Since 1997, Elizabeth Samet has been teaching literature to cadets at the U.S. Military Academy. To judge by her most recent book, she must be an engaging, inspiring, and utterly subversive classroom presence.
Looking for the Good War suggests that she is fearless as well. Sprawling and discursive—as a writer, Samet adheres to the no-notecard-left-behind school of literary studies—her book takes up the delicate subject of World War II revisionism. Samet aligns herself with the controversial view that the “Good War” may have been less than altogether good.
Reexamining and revising the past is a continuous and necessary exercise. At West Point, it’s a safe bet that Lee Gate, Lee Barracks, Lee Hall, Lee Road, and the Robert E. Lee Mathematics Prize, all honoring a certain Confederate general once deemed a role model for graduating cadets, will soon bear different names.
When it comes to World War II, however, revisionism tends to be an especially touchy subject. Early practitioners charged an ostensibly duplicitous President Franklin D. Roosevelt with conspiring to maneuver the United States into an avoidable war. Some subsequent revisionists trafficked in Holocaust denial. More recently, with the achievements of the “Greatest Generation” celebrated in bestselling books and blockbuster movies, merely to suggest that considerations other than God, mother, and apple pie influenced the war’s conduct seems very unpatriotic, if not altogether indecent.

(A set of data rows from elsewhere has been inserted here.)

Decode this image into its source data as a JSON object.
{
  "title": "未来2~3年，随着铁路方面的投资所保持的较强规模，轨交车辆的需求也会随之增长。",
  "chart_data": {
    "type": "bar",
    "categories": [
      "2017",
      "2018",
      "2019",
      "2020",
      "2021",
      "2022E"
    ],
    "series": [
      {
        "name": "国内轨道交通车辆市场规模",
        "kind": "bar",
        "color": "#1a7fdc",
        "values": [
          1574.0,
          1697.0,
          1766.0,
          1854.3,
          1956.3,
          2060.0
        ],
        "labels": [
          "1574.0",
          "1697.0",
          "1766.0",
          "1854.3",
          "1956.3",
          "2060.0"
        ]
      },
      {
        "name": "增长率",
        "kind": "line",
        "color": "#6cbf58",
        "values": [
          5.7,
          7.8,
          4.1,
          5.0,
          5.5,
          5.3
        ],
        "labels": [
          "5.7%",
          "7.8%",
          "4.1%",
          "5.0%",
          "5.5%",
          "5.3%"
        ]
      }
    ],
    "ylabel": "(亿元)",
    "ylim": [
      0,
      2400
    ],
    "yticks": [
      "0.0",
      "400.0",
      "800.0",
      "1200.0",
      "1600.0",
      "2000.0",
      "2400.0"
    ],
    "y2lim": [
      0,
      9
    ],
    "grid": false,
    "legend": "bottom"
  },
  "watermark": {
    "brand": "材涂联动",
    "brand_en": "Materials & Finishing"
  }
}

Samet dismisses as fraudulent the feel-good interpretation of the war to which most present-day Americans subscribe. “The so-called greatness of the Greatest Generation is a fiction,” she writes, “a sentimental fiction, suffused with nostalgia and with the need to return to some finest hour.” Her self-assigned task is to poke holes in the “selective memory”—more precisely, the invented memory—that props up the mythic narrative of the “Good War.” She is hardly the first to do so, of course. Indeed, her account cites writers ranging from war correspondent Ernie Pyle and novelist Joseph Heller to scholars such as Paul Fussell, all of whom have previously exposed aspects of the war’s underbelly, albeit with only limited effect.
Emphasizing popular fiction and film noir (while leavening the text with a healthy dose of Shakespeare), her own contribution to this ongoing enterprise highlights “the dangerous and seemingly indestructible fantasy” that the next American war, wherever and whenever it occurs, will replicate the “good” one of 1941–1945 and produce suitably redemptive results. Yet in reality, she notes, that war served as a “prologue to three-quarters of a century of misbegotten ones,” including those that her former students have fought in Afghanistan and Iraq. These conflicts she characterizes as “interminable and inconvenient,” not to mention “embarrassing”—about as different from the remembered version of World War II as they can be.